Da minha parte, enquanto artista, eu acredito que é preciso criar linguagem para se falar, inventar linguagem para se falar da violência porque, para mim, o discurso, o depoimento no palco… Se eu fosse ao palco e dissesse que isto aconteceu comigo, tá tá tá… Eu preciso criar linguagem para isso porque para mim o nível do depoimento não é suficiente. Tudo isso para mim é uma tentativa de se construir uma linguagem e esse é o resultado dessa linguagem. Qual é essa linguagem? Como essa linguagem pode ser no teatro? Eu pergunto isso dentro da peça. O que é que o teatro tem que parecer? Para mim é a tentativa de linguagem, de pesquisa de linguagem. Por isso tem essas duas partes que são tão distintas, mas ao mesmo tempo tão borradas, que se encostam. Onde esse cenário também precisa trocar, as coisas vão-se transformando, vão-se abrindo, o delírio vai ficando mais profundo.

O público não poderá sentir, no final, que é obsceno aplaudir? Aplaudir no sentido de aplaudir a violência?

Não, não se está aplaudindo a violência, está-se aplaudindo uma peça de teatro. Estamos ali a fazer teatro. Ensaiamos essa peça, há todo um trabalho. É interessante como essa violência vem, mas ela está amparada e acho que ao longo de todo o espetáculo, principalmente na segunda parte, fica evidente que essas camadas também se misturam com o maravilhamento dessa capacidade de se criar imagens para aquilo que é brutal, essa capacidade de se inventar, de se re-significar as imagens. O teatro abre essa possibilidade. A gente inventa para re-significar aquilo, a barbárie, a dor. Eu estou dizendo isso porque eu realmente acredito… A minha peça não vai mudar o mundo, eu não tenho esse lugar assim, acho que até sou bem pessimista nesse ponto. Mas eu acho que o teatro pressupõe algum nível de transformação quando as coisas são colocadas ali. Quando essa fantasmagoria do teatro abre esse espaço para que certas coisas sejam revistas. Elas vão ser revistas através do filtro da poesia, da alegoria.

A Carolina Bianchi e a sua equipa estão no Festival de Avignon pela primeira vez. Já trabalhou com Tiago Rodrigues, o novo director. O que significa estar aqui e numa programação em que tantas peças são manifestos poéticos mas também políticos?

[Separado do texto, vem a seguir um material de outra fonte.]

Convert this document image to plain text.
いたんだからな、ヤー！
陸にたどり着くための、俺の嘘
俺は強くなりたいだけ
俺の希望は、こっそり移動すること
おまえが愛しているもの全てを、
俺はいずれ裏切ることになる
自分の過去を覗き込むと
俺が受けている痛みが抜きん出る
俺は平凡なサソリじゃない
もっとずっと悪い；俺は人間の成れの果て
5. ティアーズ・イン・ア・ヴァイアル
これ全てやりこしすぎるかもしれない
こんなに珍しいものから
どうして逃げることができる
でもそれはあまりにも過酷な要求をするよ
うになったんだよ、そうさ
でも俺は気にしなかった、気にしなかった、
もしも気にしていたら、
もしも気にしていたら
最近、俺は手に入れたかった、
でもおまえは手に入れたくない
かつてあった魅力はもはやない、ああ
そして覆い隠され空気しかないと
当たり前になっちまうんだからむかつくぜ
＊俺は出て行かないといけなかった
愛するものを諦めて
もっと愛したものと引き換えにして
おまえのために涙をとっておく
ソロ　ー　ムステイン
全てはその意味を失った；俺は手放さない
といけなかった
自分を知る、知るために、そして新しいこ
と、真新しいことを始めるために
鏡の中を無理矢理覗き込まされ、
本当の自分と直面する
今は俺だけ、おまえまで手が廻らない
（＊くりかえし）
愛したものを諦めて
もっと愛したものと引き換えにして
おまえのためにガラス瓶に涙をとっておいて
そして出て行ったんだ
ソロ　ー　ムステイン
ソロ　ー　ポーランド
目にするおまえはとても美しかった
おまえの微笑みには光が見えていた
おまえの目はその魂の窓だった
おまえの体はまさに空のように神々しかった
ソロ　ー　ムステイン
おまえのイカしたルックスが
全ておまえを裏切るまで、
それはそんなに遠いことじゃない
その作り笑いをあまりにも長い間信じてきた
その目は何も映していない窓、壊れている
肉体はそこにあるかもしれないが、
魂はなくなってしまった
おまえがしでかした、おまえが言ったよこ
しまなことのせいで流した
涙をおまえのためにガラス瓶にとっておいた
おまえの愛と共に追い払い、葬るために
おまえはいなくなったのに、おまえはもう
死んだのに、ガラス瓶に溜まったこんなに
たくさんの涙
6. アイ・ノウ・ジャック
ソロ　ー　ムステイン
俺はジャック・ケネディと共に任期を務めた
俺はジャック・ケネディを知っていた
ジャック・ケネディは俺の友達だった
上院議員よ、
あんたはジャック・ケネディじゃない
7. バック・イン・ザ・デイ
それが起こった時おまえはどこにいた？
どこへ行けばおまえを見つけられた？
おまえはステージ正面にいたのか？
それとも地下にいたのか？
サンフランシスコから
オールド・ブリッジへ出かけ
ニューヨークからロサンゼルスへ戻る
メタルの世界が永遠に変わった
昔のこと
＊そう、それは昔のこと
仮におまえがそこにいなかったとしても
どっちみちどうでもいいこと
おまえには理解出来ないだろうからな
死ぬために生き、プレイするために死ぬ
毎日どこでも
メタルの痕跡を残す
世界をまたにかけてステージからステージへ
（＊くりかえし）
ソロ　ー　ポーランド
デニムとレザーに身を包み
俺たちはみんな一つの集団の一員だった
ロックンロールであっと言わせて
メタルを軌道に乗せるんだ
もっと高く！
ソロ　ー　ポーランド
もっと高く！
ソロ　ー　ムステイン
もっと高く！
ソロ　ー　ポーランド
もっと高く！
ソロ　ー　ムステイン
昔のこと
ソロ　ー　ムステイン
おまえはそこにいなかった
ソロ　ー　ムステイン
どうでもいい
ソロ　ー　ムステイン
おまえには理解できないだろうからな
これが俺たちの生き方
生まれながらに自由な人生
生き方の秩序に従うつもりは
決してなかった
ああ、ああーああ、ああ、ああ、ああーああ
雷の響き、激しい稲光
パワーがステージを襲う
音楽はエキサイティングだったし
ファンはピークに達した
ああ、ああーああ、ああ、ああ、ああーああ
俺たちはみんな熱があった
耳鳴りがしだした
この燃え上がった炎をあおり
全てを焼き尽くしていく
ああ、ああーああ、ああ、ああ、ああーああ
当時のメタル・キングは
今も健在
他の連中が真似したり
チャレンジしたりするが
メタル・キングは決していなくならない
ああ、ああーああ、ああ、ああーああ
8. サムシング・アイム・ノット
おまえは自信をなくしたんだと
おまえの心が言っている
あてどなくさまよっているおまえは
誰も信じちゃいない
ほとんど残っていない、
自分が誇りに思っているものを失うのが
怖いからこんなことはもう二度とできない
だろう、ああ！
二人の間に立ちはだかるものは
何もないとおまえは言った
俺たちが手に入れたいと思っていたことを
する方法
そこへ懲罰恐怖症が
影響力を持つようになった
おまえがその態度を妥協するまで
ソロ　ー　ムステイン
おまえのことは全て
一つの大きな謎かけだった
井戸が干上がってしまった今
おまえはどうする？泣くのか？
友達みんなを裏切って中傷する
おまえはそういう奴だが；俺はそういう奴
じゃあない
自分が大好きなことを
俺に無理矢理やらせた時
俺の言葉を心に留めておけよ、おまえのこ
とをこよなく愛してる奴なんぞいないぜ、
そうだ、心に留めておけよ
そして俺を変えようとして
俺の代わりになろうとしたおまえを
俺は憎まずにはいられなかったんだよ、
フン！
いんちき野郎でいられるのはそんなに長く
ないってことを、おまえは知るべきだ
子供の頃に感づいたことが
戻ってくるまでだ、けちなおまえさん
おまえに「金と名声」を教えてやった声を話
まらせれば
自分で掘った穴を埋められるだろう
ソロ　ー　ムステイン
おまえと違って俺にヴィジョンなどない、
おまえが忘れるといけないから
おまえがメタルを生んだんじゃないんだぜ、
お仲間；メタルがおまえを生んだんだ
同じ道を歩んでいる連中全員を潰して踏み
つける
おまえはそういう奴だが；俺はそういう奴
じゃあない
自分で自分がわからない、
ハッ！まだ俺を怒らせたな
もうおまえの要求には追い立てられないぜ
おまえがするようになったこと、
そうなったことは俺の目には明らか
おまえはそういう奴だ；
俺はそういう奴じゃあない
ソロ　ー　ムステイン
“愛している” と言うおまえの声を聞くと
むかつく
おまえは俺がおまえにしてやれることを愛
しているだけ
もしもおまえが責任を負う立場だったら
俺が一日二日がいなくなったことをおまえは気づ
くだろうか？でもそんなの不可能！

Primeiro de tudo, para mim, estar aqui - e é a primeira vez que um trabalho meu se estreia num país que não é o Brasil - para mim é muito emocionante poder estar aqui e estar com a minha companhia com quem eu tenho trabalhado há quase dez anos. Estrear um trabalho com todas estas pessoas nesta colaboração, estrear esse trabalho no primeiro ano da direcção do Tiago Rodrigues no festival, que é um artista que eu admiro, com quem compartilho uma visão política, artística, geral, é muito emocionante. Eu acredito muito em como este festival mobiliza a cidade, em como as coisas acontecem aqui, parece fazer muito sentido com a maneira como a gente também opera dentro do nosso grupo.

 

*[NDR] A produção da peça tem uma médica especialista em psiquiatria que acompanha Carolina Bianchi e que fez um prognóstico e uma dosagem para ela poder usar no espectáculo. Além disso, o festival colocou, como suporte, um médico para dar assistência em caso de necessidade.